Graaf Jan van Oetingen, getrouwd met een dochter van een van die zusters, bracht de vier delen van de heerlijkheid door koop weer bijeen. In 1499 verkocht hij alles aan Cornelis van Glymes.
In 1518 trachtte Maarten van Rossum tevergeefs het kasteel in te nemen. De dorpen Heeswijk en Dinther kwamen er minder goed vanaf.
Nadat in 1519 de heerlijkheid aan het geslacht van Sevenberghen toekwam, werd het in 1554 verkocht aan Jan, graaf van Oost-Friesland, gehuwd met Dorothea, dochter van Maximiliaan van Oostenrijk.
In 1601 en nogmaals in 1603 probeerde ook prins Maurits het kasteel tevergeefs in te nemen.
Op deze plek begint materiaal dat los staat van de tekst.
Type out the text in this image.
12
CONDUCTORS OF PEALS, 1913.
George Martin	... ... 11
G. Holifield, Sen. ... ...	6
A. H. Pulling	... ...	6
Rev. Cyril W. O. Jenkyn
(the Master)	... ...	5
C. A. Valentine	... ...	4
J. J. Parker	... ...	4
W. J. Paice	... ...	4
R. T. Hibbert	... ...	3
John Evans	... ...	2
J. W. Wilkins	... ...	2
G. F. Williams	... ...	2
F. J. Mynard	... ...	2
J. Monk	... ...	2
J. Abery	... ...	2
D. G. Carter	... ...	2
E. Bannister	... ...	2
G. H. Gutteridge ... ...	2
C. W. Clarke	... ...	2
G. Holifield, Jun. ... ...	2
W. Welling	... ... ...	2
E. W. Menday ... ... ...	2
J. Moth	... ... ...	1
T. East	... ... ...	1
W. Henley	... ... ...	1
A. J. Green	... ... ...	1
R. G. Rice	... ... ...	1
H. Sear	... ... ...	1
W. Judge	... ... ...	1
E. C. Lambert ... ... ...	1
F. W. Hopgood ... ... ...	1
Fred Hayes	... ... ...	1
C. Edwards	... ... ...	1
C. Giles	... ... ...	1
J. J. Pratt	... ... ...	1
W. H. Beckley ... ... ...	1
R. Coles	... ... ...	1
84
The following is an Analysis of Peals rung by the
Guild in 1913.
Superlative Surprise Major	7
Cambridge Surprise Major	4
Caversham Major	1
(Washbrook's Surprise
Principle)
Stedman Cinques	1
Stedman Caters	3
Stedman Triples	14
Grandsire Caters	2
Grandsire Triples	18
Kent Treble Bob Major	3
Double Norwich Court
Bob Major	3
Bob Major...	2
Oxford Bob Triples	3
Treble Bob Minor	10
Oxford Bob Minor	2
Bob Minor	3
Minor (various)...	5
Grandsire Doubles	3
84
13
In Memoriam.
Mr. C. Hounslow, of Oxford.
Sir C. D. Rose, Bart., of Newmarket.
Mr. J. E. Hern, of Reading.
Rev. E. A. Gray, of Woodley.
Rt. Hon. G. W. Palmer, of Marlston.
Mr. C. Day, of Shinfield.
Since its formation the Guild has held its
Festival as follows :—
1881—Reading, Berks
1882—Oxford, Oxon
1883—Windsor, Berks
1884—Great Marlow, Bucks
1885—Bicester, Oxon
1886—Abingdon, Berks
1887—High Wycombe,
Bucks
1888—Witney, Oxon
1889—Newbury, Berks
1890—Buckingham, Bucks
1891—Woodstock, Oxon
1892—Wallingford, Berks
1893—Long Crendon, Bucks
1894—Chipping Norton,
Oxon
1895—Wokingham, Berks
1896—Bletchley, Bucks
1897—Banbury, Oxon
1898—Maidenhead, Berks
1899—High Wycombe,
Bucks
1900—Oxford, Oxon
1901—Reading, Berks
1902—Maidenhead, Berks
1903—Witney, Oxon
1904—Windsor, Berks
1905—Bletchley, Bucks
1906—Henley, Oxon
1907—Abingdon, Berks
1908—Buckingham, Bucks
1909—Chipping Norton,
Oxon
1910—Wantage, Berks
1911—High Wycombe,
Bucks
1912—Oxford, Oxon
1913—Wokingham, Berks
Pas in 1629 slaagde Frederik Hendrik erin het huis te veroveren. Hij maakte het kasteel tot hoofdkwartier bij de belegering van Den Bosch.
In 1672 werd het kasteel opnieuw ingenomen en wel door Lodewijk IV van Frankrijk. In 1713 werden er op de kasteel inleidende gesprekken gevoerd die mede zouden leiden tot de Vrede van Utrecht, die een einde maakte aan de Spaanse Successieoorlog.
Vanaf de zeventiende eeuw volgen de diverse bezitters elkaar op.
Op 30 augustus 1794 vestigde de Engelse luitenant-generaal Ralph Abercrombie zijn hoofdkwartier op Heeswijk, in een laatste poging de oprukkende Fransen tegen te houden. Tevergeefs echter, want enkele weken later viel het kasteel in handen van de Franse bevelhebber, generaal Pichegru.
In 1835 werd André Jean Louis, baron van den Bogaerde ter Brugge eigenaar van het huis. Van diens drie zoons bleef de middelste, Louis op het kasteel wonen. Evenals zijn jongste broer Donat was hij een verwoed verzamelaar. Deze laatste kocht in 1852 kasteel Nemerlaer in Haaren. Jonker Louis werd vroeg blind en verbleef meestal op zijn appartement in de noord-oostvleugel. Na diens dood in 1890 nam zijn broer Donat zijn intrek op het kasteel. Oudste zoon Amedée, drager van de titel baron, was getrouwd met Otheline, barones van Tuyll van Serooskerke en stierf in 1874. De schulden die hij door zijn extreme levenstijl gemaakt had, werden door zijn vader en broers afgekocht.
Vlak voor zijn dood in 1895 stelde Donat een curieus testament op. Hij bepaalde daarin dat de kastelen Heeswijk en Nemerlaer niet bewoond mochten worden, noch dat er iets van de inboedel verkocht mocht worden, totdat de jongste erfgenaam tachtig jaar oud zou zijn. Die was op dat moment twaalf jaar oud. Pas in 1963 kon deze de erfenis in ontvangst nemen.
Dit testament werd aangevochten met het gevolg dat de inboedel verkocht mocht worden. De kastelen zelf bleven onbewoond. Met speciale toestemming mocht Willem, baron van den Bogaerde ter Brugge, inmiddels getrouwd met Albertine van Heeckeren van Kell, in 1949 zijn intrek nemen in de voorburcht, die daartoe met veel luxe verbouwd werd.
Na 1963 besloot het paar in de voorburcht te blijven wonen. Willem overleed in 1974 en zijn vrouw in 1994. De barones heeft tot aan het eind van haar leven op de voorburcht gewoond.
In 1976 werd er een stichting in het leven geroepen tot het behoud van het kasteel, die vanaf de jaren negentig de restauratie ter hand namen.
Huidige doeleinden: In de kelder bevindt zich een horecagelegenheid. In de wapenzaal kan getrouwd worden en worden concerten gegeven.
Toegankelijkheid: Het kasteel kan bezichtigd worden.